FIG. 3 is a diagram illustrating an algorithm of a request merge process.

FIG. 4 is a diagram illustrating an example in which a request merge process is performed according to the algorithm of FIG. 3;

FIG. 5 is a diagram showing a data structure of an intermediate memory area for a certain server.

FIG. 6 is a diagram illustrating an algorithm of a task in a response transmission process prepared for each QoS class.

FIG. 7 is a diagram showing a configuration of a conventional client server system.

FIG. 8 is a diagram showing a configuration of a request message.

FIG. 9 is a diagram showing a configuration of a response message.

[Explanation of symbols]

1 request reception processing, 2 request merge processing, 3 request transmission processing, 4 request table, 5 response reception processing, 6 intermediate memory area, 7 response transmission processing, 10 exchangers.

Claims (2)

[Claims] 1. A client-server system having at least one server, a plurality of clients, and a network for connecting them and exchanging data, interposed between the clients and the server on the network, A data transfer request from a client is received in place of a requested server, transfer requests for the same data from a plurality of clients to the same server are sent together to a server, and response data from the server to the transfer request is sent to the server.
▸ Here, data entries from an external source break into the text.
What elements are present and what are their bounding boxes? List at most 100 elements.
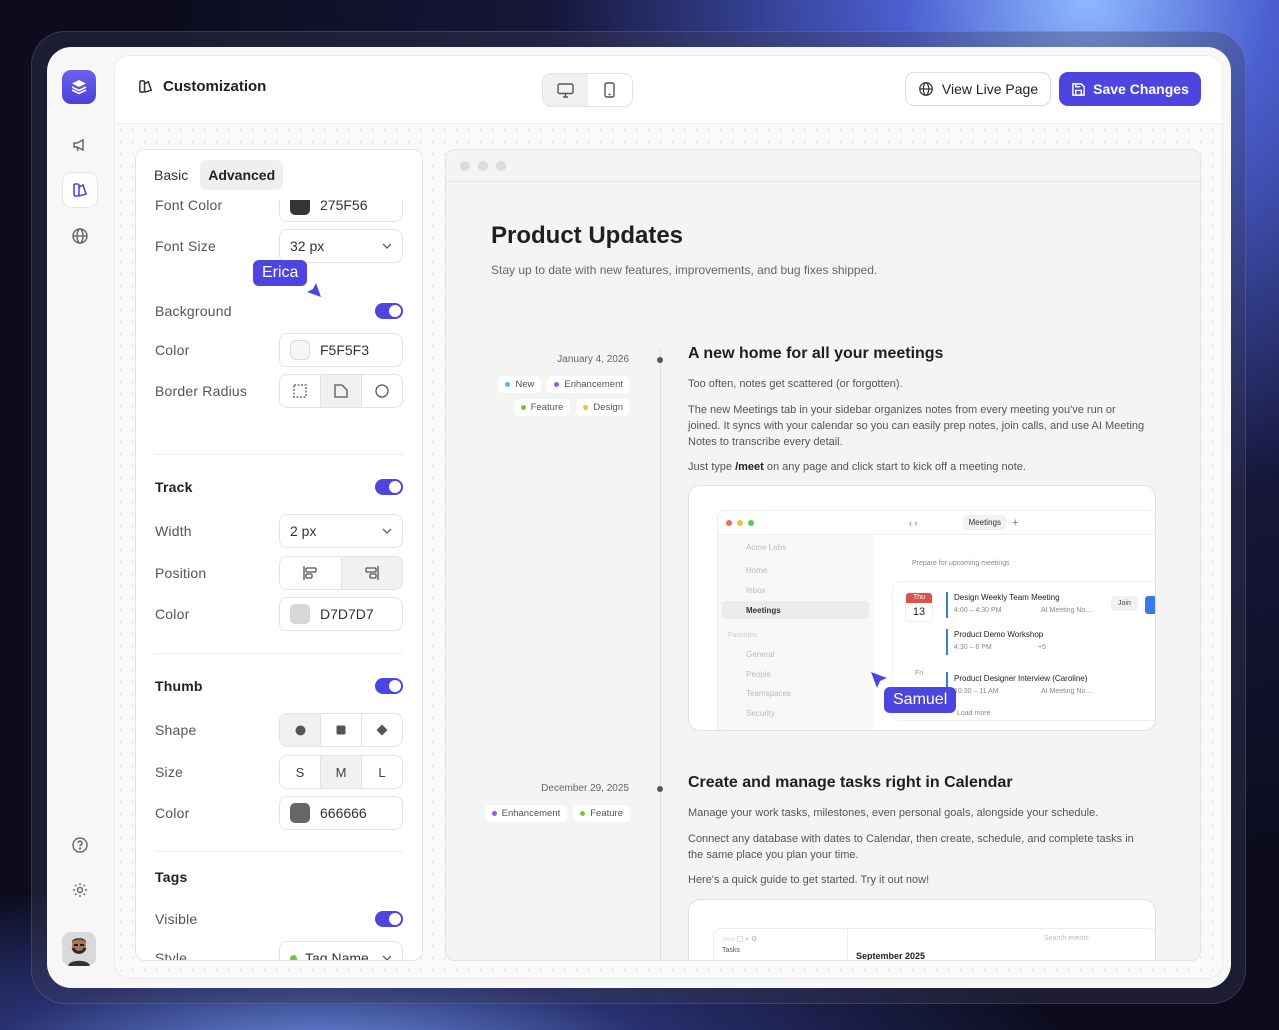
position-right-option[interactable] xyxy=(341,557,402,589)
track-width-value: 2 px xyxy=(290,523,317,539)
app-window: Customization View Live Page Save Change… xyxy=(47,47,1231,988)
position-left-option[interactable] xyxy=(280,557,342,589)
thumb-shape-row: Shape xyxy=(155,713,403,747)
divider xyxy=(155,653,403,654)
timeline-line xyxy=(660,350,661,960)
meetings-tab: Meetings xyxy=(962,515,1007,530)
tag-label: Enhancement xyxy=(564,379,623,390)
device-toggle xyxy=(542,73,633,107)
shape-diamond-option[interactable] xyxy=(362,714,402,746)
preview-subtitle: Stay up to date with new features, impro… xyxy=(491,263,878,277)
shape-square-option[interactable] xyxy=(321,714,362,746)
font-size-row: Font Size 32 px xyxy=(155,229,403,263)
track-color-field[interactable]: D7D7D7 xyxy=(279,597,403,631)
desktop-view-button[interactable] xyxy=(543,74,588,106)
thumb-color-swatch xyxy=(290,803,310,823)
radius-full-option[interactable] xyxy=(362,375,402,407)
track-width-select[interactable]: 2 px xyxy=(279,514,403,548)
settings-gear-icon[interactable] xyxy=(62,872,98,908)
megaphone-icon[interactable] xyxy=(62,127,98,163)
entry-date: December 29, 2025 xyxy=(541,783,629,794)
globe-icon[interactable] xyxy=(62,218,98,254)
tags-header-row: Tags xyxy=(155,860,403,894)
track-toggle[interactable] xyxy=(375,479,403,495)
entry-tags: Enhancement Feature xyxy=(470,805,630,822)
meeting-title: Product Designer Interview (Caroline) xyxy=(954,674,1088,683)
save-changes-button[interactable]: Save Changes xyxy=(1059,72,1201,106)
background-toggle[interactable] xyxy=(375,303,403,319)
size-m-option[interactable]: M xyxy=(321,756,362,788)
mobile-view-button[interactable] xyxy=(588,74,633,106)
calendar-screenshot: ○○○ ▢ ⌕ ⚙ Tasks Search events September … xyxy=(688,899,1156,960)
thumb-header-row: Thumb xyxy=(155,669,403,703)
border-radius-row: Border Radius xyxy=(155,374,403,408)
thumb-size-segmented: S M L xyxy=(279,755,403,789)
tags-style-select[interactable]: Tag Name xyxy=(279,941,403,960)
event-bar xyxy=(946,629,948,655)
left-rail xyxy=(47,47,113,988)
user-avatar[interactable] xyxy=(62,932,96,966)
entry-paragraph: Manage your work tasks, milestones, even… xyxy=(688,807,1099,819)
background-label: Background xyxy=(155,303,232,319)
size-l-option[interactable]: L xyxy=(362,756,402,788)
entry-paragraph: Here's a quick guide to get started. Try… xyxy=(688,874,930,886)
radius-none-option[interactable] xyxy=(280,375,321,407)
window-close-dot-icon xyxy=(726,519,732,526)
tags-visible-label: Visible xyxy=(155,911,198,927)
text-run: Just type xyxy=(688,461,736,473)
timeline-dot xyxy=(657,786,663,792)
favorites-label: Favorites xyxy=(728,632,757,639)
page-title: Customization xyxy=(137,78,266,95)
shape-circle-option[interactable] xyxy=(280,714,321,746)
customization-icon[interactable] xyxy=(62,172,98,208)
tag-chip: Enhancement xyxy=(547,376,630,393)
text-run: on any page and click start to kick off … xyxy=(763,461,1026,473)
bg-color-field[interactable]: F5F5F3 xyxy=(279,333,403,367)
track-width-label: Width xyxy=(155,523,192,539)
collaborator-cursor-samuel: Samuel xyxy=(884,687,957,713)
entry-paragraph: The new Meetings tab in your sidebar org… xyxy=(688,404,1145,448)
entry-date: January 4, 2026 xyxy=(557,354,629,365)
workspace-name: Acme Labs xyxy=(746,543,787,552)
app-logo-icon[interactable] xyxy=(62,70,96,104)
timeline-dot xyxy=(657,357,663,363)
join-button[interactable]: Join xyxy=(1111,596,1138,611)
font-size-select[interactable]: 32 px xyxy=(279,229,403,263)
nav-inbox: Inbox xyxy=(746,586,766,595)
main-card: Customization View Live Page Save Change… xyxy=(114,55,1223,979)
tags-visible-toggle[interactable] xyxy=(375,911,403,927)
window-dot-icon xyxy=(460,160,470,171)
bg-color-label: Color xyxy=(155,342,190,358)
size-s-option[interactable]: S xyxy=(280,756,321,788)
thumb-color-label: Color xyxy=(155,805,190,821)
radius-medium-option[interactable] xyxy=(321,375,362,407)
help-icon[interactable] xyxy=(62,827,98,863)
top-bar: Customization View Live Page Save Change… xyxy=(115,56,1222,124)
tab-advanced[interactable]: Advanced xyxy=(200,160,284,190)
track-heading: Track xyxy=(155,479,193,495)
nav-people: People xyxy=(746,670,771,679)
thumb-toggle[interactable] xyxy=(375,678,403,694)
entry-paragraph: Just type /meet on any page and click st… xyxy=(688,459,1148,475)
thumb-shape-label: Shape xyxy=(155,722,197,738)
thumb-color-field[interactable]: 666666 xyxy=(279,796,403,830)
bg-color-row: Color F5F5F3 xyxy=(155,333,403,367)
tab-basic[interactable]: Basic xyxy=(146,160,196,190)
thumb-color-row: Color 666666 xyxy=(155,796,403,830)
background-row: Background xyxy=(155,294,403,328)
window-dot-icon xyxy=(478,160,488,171)
load-more-link[interactable]: Load more xyxy=(957,710,990,717)
join-primary-button[interactable] xyxy=(1145,596,1155,614)
divider xyxy=(155,454,403,455)
entry-title: A new home for all your meetings xyxy=(688,345,944,362)
bg-color-swatch xyxy=(290,340,310,360)
tag-chip: Feature xyxy=(573,805,630,822)
editor-canvas: Basic Advanced Font Color 275F56 Font Si… xyxy=(115,124,1222,978)
calendar-search[interactable]: Search events xyxy=(1044,935,1089,942)
thumb-shape-segmented xyxy=(279,713,403,747)
meeting-note: AI Meeting No... xyxy=(1041,607,1092,614)
track-color-label: Color xyxy=(155,606,190,622)
date-badge-num: 13 xyxy=(912,606,926,618)
collaborator-cursor-erica: Erica xyxy=(253,260,308,286)
view-live-page-button[interactable]: View Live Page xyxy=(905,72,1051,106)
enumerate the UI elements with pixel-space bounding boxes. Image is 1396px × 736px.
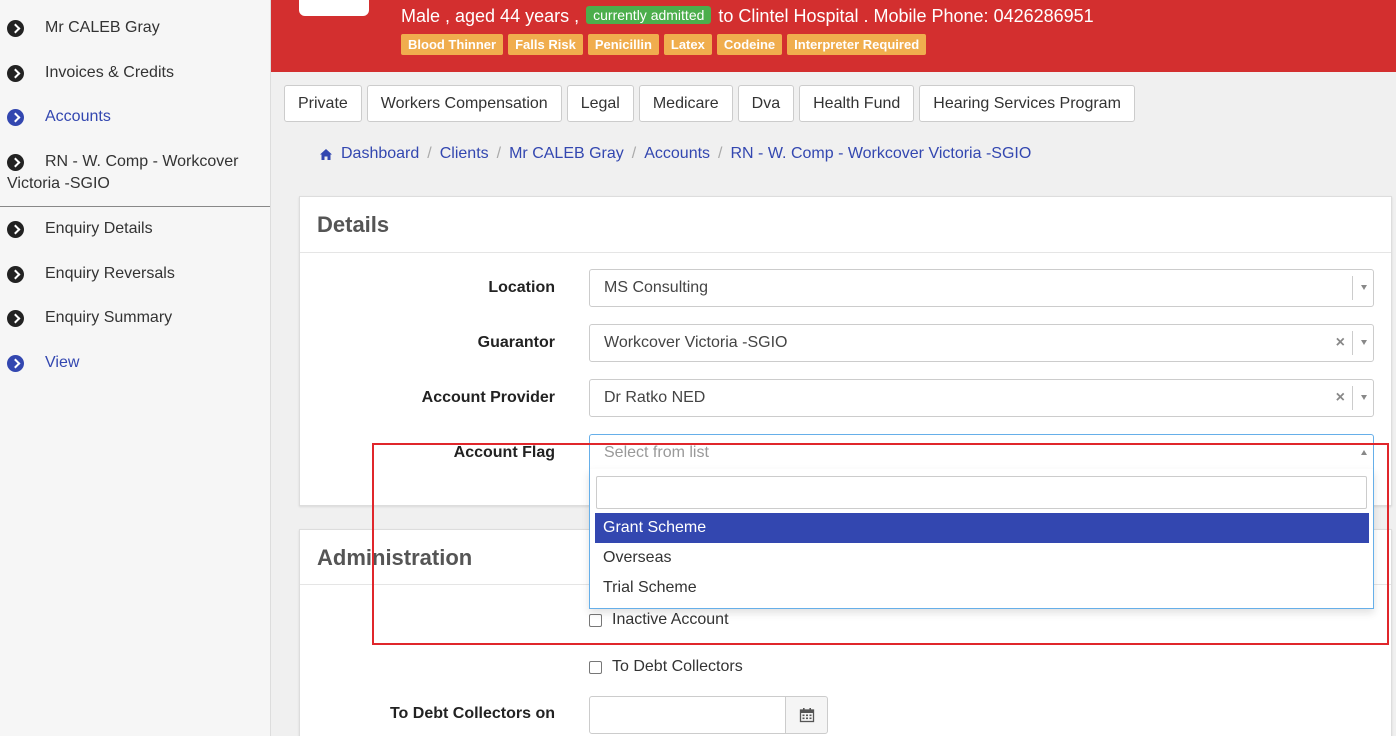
alert-badge: Penicillin <box>587 34 659 55</box>
inactive-account-checkbox[interactable]: Inactive Account <box>589 611 729 629</box>
location-label: Location <box>488 279 555 296</box>
sidebar-item-account-record[interactable]: RN - W. Comp - Workcover Victoria -SGIO <box>0 151 270 195</box>
patient-header: Male , aged 44 years , currently admitte… <box>271 0 1396 72</box>
debt-collectors-checkbox[interactable]: To Debt Collectors <box>589 658 743 676</box>
breadcrumb-dashboard[interactable]: Dashboard <box>341 145 419 163</box>
checkbox[interactable] <box>589 660 602 674</box>
sidebar-divider <box>0 206 270 207</box>
admission-status-badge: currently admitted <box>586 6 712 24</box>
alert-badges: Blood Thinner Falls Risk Penicillin Late… <box>401 34 927 55</box>
sidebar-item-label: RN - W. Comp - Workcover Victoria -SGIO <box>7 153 239 192</box>
panel-title: Details <box>317 212 390 237</box>
sidebar-item-enquiry-summary[interactable]: Enquiry Summary <box>0 307 270 329</box>
chevron-circle-right-icon <box>7 221 24 238</box>
sidebar-item-label: Enquiry Summary <box>45 309 173 326</box>
breadcrumb-separator: / <box>631 145 637 162</box>
sidebar-item-view[interactable]: View <box>0 352 270 374</box>
patient-demographics: Male , aged 44 years , <box>401 6 580 26</box>
debt-collectors-label: To Debt Collectors <box>612 658 743 675</box>
alert-badge: Interpreter Required <box>787 34 927 55</box>
sidebar-item-accounts[interactable]: Accounts <box>0 106 270 128</box>
sidebar-item-label: Enquiry Details <box>45 220 153 237</box>
select-divider <box>1352 331 1353 355</box>
account-flag-select[interactable]: Select from list <box>589 434 1374 470</box>
alert-badge: Codeine <box>716 34 783 55</box>
debt-collectors-on-label: To Debt Collectors on <box>389 705 555 722</box>
account-provider-label: Account Provider <box>421 389 555 406</box>
breadcrumb-accounts[interactable]: Accounts <box>644 145 710 163</box>
tab-workers-compensation[interactable]: Workers Compensation <box>366 85 562 122</box>
calendar-icon <box>799 707 815 728</box>
chevron-circle-right-icon <box>7 20 24 37</box>
sidebar-item-label: View <box>45 354 80 371</box>
tab-medicare[interactable]: Medicare <box>638 85 733 122</box>
sidebar-item-label: Enquiry Reversals <box>45 265 175 282</box>
account-provider-value: Dr Ratko NED <box>604 389 706 406</box>
tab-hearing-services[interactable]: Hearing Services Program <box>919 85 1135 122</box>
inactive-account-label: Inactive Account <box>612 611 729 628</box>
chevron-down-icon <box>1361 285 1367 290</box>
account-flag-label: Account Flag <box>453 444 555 461</box>
account-type-tabs: Private Workers Compensation Legal Medic… <box>284 85 1135 122</box>
tab-health-fund[interactable]: Health Fund <box>799 85 915 122</box>
calendar-button[interactable] <box>785 696 828 734</box>
tab-private[interactable]: Private <box>284 85 362 122</box>
alert-badge: Blood Thinner <box>401 34 504 55</box>
sidebar-item-enquiry-details[interactable]: Enquiry Details <box>0 218 270 240</box>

A data transfer control system for a client-server system including an exchanger that receives and holds the response data and distributes the response data to each client. 2. Requests from the plurality of clients are
At the time of putting together, the communication quality required for the server to be received is set to the communication quality that satisfies all of the communication qualities requested by the plurality of clients, and the received response data from the server is sent to each client. 2. The data transfer control system for a client server system according to claim 1, wherein the data is distributed with the requested communication quality.